Autumn Days Are Welcome

Below is my title: (published on first day of fall)

Autumn Living

Although Autumn is legally a three-month season, it truly only lasts a couple weeks in any one place. A quick change of weather and then it's pre-winter.

Snowbirds miss out on the seasons. That's what we permanent residents of south Florida called the people who moved down in October to spend time until the weather warmed in Wisconsin or Quebec or some other exotic northern locale. They hauled trailers or drove motor homes or flew down and dusted off their second house.
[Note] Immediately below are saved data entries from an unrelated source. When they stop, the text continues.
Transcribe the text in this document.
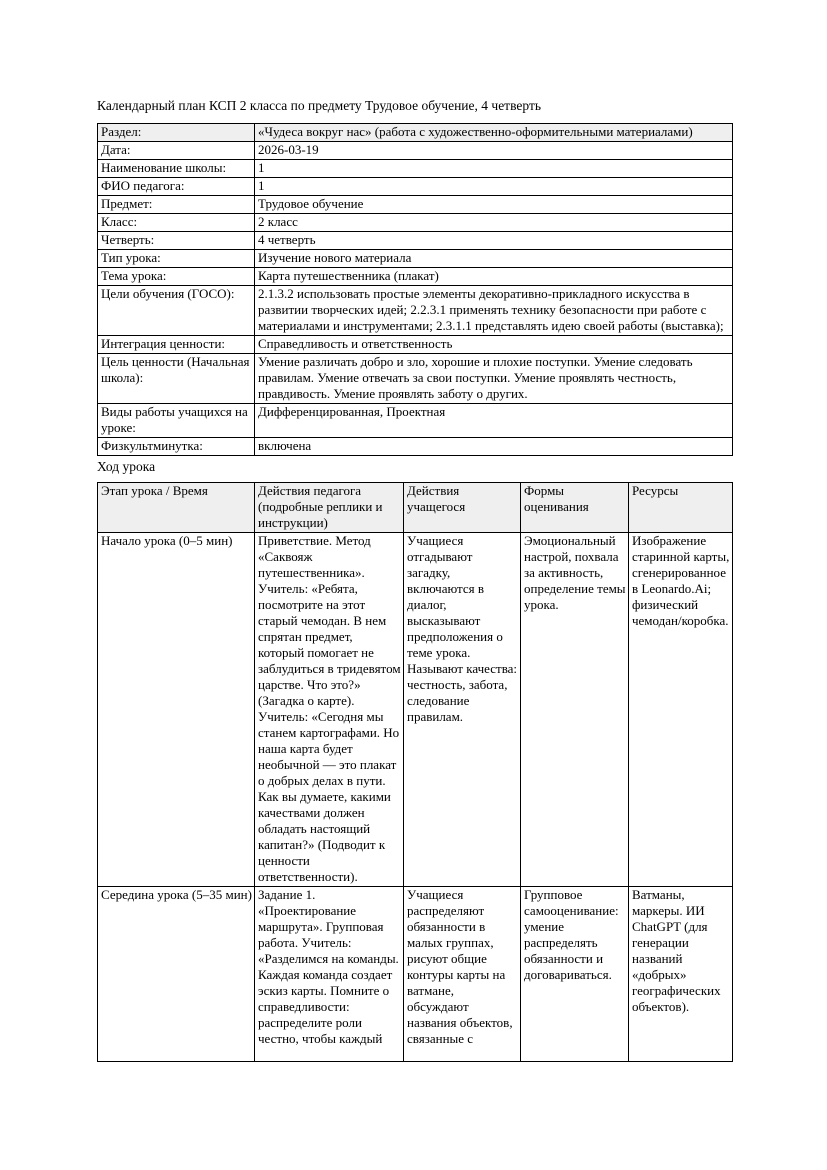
Календарный план КСП 2 класса по предмету Трудовое обучение, 4 четверть

Раздел:	«Чудеса вокруг нас» (работа с художественно-оформительными материалами)
Дата:	2026-03-19
Наименование школы:	1
ФИО педагога:	1
Предмет:	Трудовое обучение
Класс:	2 класс
Четверть:	4 четверть
Тип урока:	Изучение нового материала
Тема урока:	Карта путешественника (плакат)
Цели обучения (ГОСО):	2.1.3.2 использовать простые элементы декоративно-прикладного искусства в развитии творческих идей; 2.2.3.1 применять технику безопасности при работе с материалами и инструментами; 2.3.1.1 представлять идею своей работы (выставка);
Интеграция ценности:	Справедливость и ответственность
Цель ценности (Начальная школа):	Умение различать добро и зло, хорошие и плохие поступки. Умение следовать правилам. Умение отвечать за свои поступки. Умение проявлять честность, правдивость. Умение проявлять заботу о других.
Виды работы учащихся на уроке:	Дифференцированная, Проектная
Физкультминутка:	включена

Ход урока

Этап урока / Время	Действия педагога (подробные реплики и инструкции)	Действия учащегося	Формы оценивания	Ресурсы
Начало урока (0–5 мин)	Приветствие. Метод «Саквояж путешественника». Учитель: «Ребята, посмотрите на этот старый чемодан. В нем спрятан предмет, который помогает не заблудиться в тридевятом царстве. Что это?» (Загадка о карте). Учитель: «Сегодня мы станем картографами. Но наша карта будет необычной — это плакат о добрых делах в пути. Как вы думаете, какими качествами должен обладать настоящий капитан?» (Подводит к ценности ответственности).	Учащиеся отгадывают загадку, включаются в диалог, высказывают предположения о теме урока. Называют качества: честность, забота, следование правилам.	Эмоциональный настрой, похвала за активность, определение темы урока.	Изображение старинной карты, сгенерированное в Leonardo.Ai; физический чемодан/коробка.

Середина урока (5–35 мин)	Задание 1. «Проектирование маршрута». Групповая работа. Учитель: «Разделимся на команды. Каждая команда создает эскиз карты. Помните о справедливости: распределите роли честно, чтобы каждый	Учащиеся распределяют обязанности в малых группах, рисуют общие контуры карты на ватмане, обсуждают названия объектов, связанные с	Групповое самооценивание: умение распределять обязанности и договариваться.	Ватманы, маркеры. ИИ ChatGPT (для генерации названий «добрых» географических объектов).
We used to make fun of them trying to avoid seasons we saw only on the news. Homestead had a few 50 degree days but the sun never went far enough south for a change of seasons. Every day was the same: bright morning sun going to partly cloudy in the afternoon with thunderstorms during the rainy "season." Our lives were marked only by man-made dates such as Christmas or daylight savings time. We didn't have natural changes. Leaves stayed on trees and mosquitoes buzzed. Even the length of day didn't change much.

I liked swimming all year, but when school started, I missed autumn. We'd been stationed at Air Force bases in England and Kansas so I remembered crisp skies, burning leaves, and frosty mornings. One Saturday in Wichita, I spent 3 hours watching a line of birds head south from horizon to horizon until I had to go eat supper.

After high school, I headed north, eager for change. I summered in the Catskills getting to know a whole different type of forest. Fall was spent in downtown D.C. six blocks from the White House. Even in the city, leaves shimmered gloriously. Brown and orange oak, red maple, and yellow ash leaves floated through the air and piled up on lawns. I bought a warm jacket and sat in the park watching squirrels race to gather hickory and beech nuts.

I have spent every fall since in the north. St. Louis has an exquisite collection of foliage along the Mississippi. My most enjoyable job was picking apples one September in New Hampshire. Twenty miles from the ocean, we could see colored trees stretching all the way to sparkling blue water while sitting in a tree on top of Durham hill.

When people find out I grew up in a subtropical paradise, they ask why I left. I always say for the change of seasons and mention that I'm only asked that question in winter, never during the other seasons. The shimmering yellow aspen and bugling elk in the Rockies are pleasurable to any one who visits. Yet knowing you are going to stay through the blizzards adds to autumn's wistfulness in the same way that spring is more glorious to those who watch the snow finally melt off the dead grasses than to those who fly back from Phoenix in time to see the prairie bloom.

My favorite fall was a long one beginning on Mount Katahdin in September and ending in the mountains of north Georgia in November. I hitchhiked down the U.S., sleeping in campgrounds already closed for the winter, to follow the changing colors.

Perhaps I'm not that much different from the snowbirds. I just have another seasonal preference. I know a forever autumn could get too stressful from the continuing sad death of summer and the always impending fear of winter. And not staying in my own place to harvest then clean the garden may dilute the wonder of fall. But if I could live in only one season, autumn would be the one.